A Zener diode has the specifications V_Z = 5.2 \text{V} and P_{D \max} = 260 \text{mW}. Assume R_Z = 0. (a) Find the maximum allowable current i_Z when the Zener diode is acting as a regulator. (b) If a single-loop circuit consists of an ideal 15-V dc source V_S, a variable resistor R, and the described Zener diode, find the range of values of R for which the Zener diode remains in constant reverse breakdown with no danger of failure.

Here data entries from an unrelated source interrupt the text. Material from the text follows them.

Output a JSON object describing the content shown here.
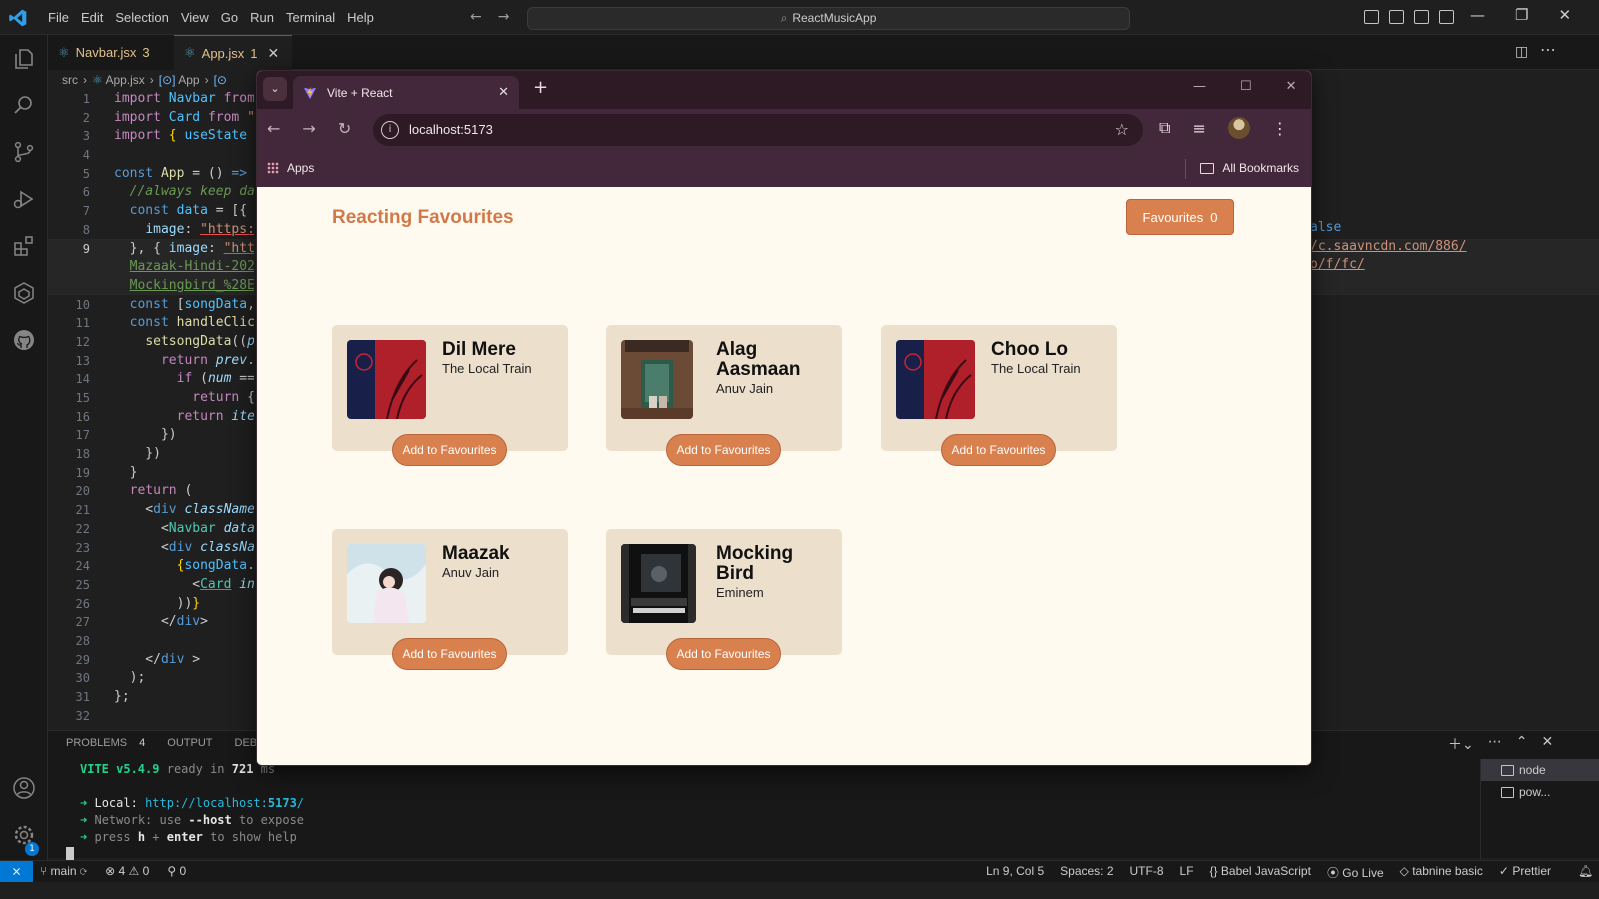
{
  "vscode": {
    "menu": [
      "File",
      "Edit",
      "Selection",
      "View",
      "Go",
      "Run",
      "Terminal",
      "Help"
    ],
    "search": "ReactMusicApp",
    "tabs": [
      {
        "label": "Navbar.jsx",
        "count": "3"
      },
      {
        "label": "App.jsx",
        "count": "1"
      }
    ],
    "breadcrumb": {
      "src": "src",
      "file": "App.jsx",
      "symbol": "App"
    },
    "line_numbers": [
      "1",
      "2",
      "3",
      "4",
      "5",
      "6",
      "7",
      "8",
      "9",
      "",
      "",
      "10",
      "11",
      "12",
      "13",
      "14",
      "15",
      "16",
      "17",
      "18",
      "19",
      "20",
      "21",
      "22",
      "23",
      "24",
      "25",
      "26",
      "27",
      "28",
      "29",
      "30",
      "31",
      "32"
    ],
    "right_code": {
      "line1": "alse",
      "line2": "/c.saavncdn.com/886/",
      "line3": "o/f/fc/"
    },
    "panel": {
      "tabs": [
        "PROBLEMS",
        "OUTPUT",
        "DEBU"
      ],
      "problems_count": "4",
      "terminal": {
        "vite": "VITE v5.4.9",
        "ready": "ready in",
        "ms": "721",
        "ms_unit": "ms",
        "local_label": "Local:",
        "local_url": "http://localhost:",
        "local_port": "5173",
        "network": "Network: use",
        "host": "--host",
        "expose": "to expose",
        "press": "press",
        "h": "h",
        "plus": "+",
        "enter": "enter",
        "help": "to show help"
      },
      "terminals": [
        "node",
        "pow..."
      ]
    },
    "status": {
      "branch": "main",
      "errors": "4",
      "warnings": "0",
      "ports": "0",
      "position": "Ln 9, Col 5",
      "spaces": "Spaces: 2",
      "encoding": "UTF-8",
      "eol": "LF",
      "language": "Babel JavaScript",
      "golive": "Go Live",
      "tabnine": "tabnine basic",
      "prettier": "Prettier"
    },
    "accounts_badge": "1"
  },
  "browser": {
    "tab_title": "Vite + React",
    "url": "localhost:5173",
    "bookmarks": {
      "apps": "Apps",
      "all": "All Bookmarks"
    }
  },
  "app": {
    "brand": "Reacting Favourites",
    "fav_label": "Favourites",
    "fav_count": "0",
    "add_label": "Add to Favourites",
    "songs": [
      {
        "title": "Dil Mere",
        "artist": "The Local Train"
      },
      {
        "title": "Alag Aasmaan",
        "artist": "Anuv Jain"
      },
      {
        "title": "Choo Lo",
        "artist": "The Local Train"
      },
      {
        "title": "Maazak",
        "artist": "Anuv Jain"
      },
      {
        "title": "Mocking Bird",
        "artist": "Eminem"
      }
    ]
  },
  "colors": {
    "accent": "#d8804e",
    "card": "#ecdfcc",
    "page_bg": "#fffaf0",
    "vscode_blue": "#0078d4"
  }
}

(a) i_{Z \max} = I_Z = \frac{P_{D \max}}{V_Z} + \frac{2.60 \times 10^{-3}}{5.2} = 50 \text{mA}
(b) By KVL,
V_S = Ri_Z + V_Z so that R = \frac{V_s – V_Z}{i_z}
From Section 2.10, we know that regulation is preserved if
R \leq \frac{V_S – V_Z}{0.1 I_{Z \max}} = \frac{15 – 5.2}{(0.1)(50 \times 10^{-3})} = 1.96 k\Omega
Overcurrent failure is avoided if
R \geq \frac{V_S – V_Z}{I_{Z \max}} = \frac{15 – 5.2}{50 \times 10^{-3}} = 196 \Omega
Thus, we need 196 \Omega \leq R \leq 196 k\Omega.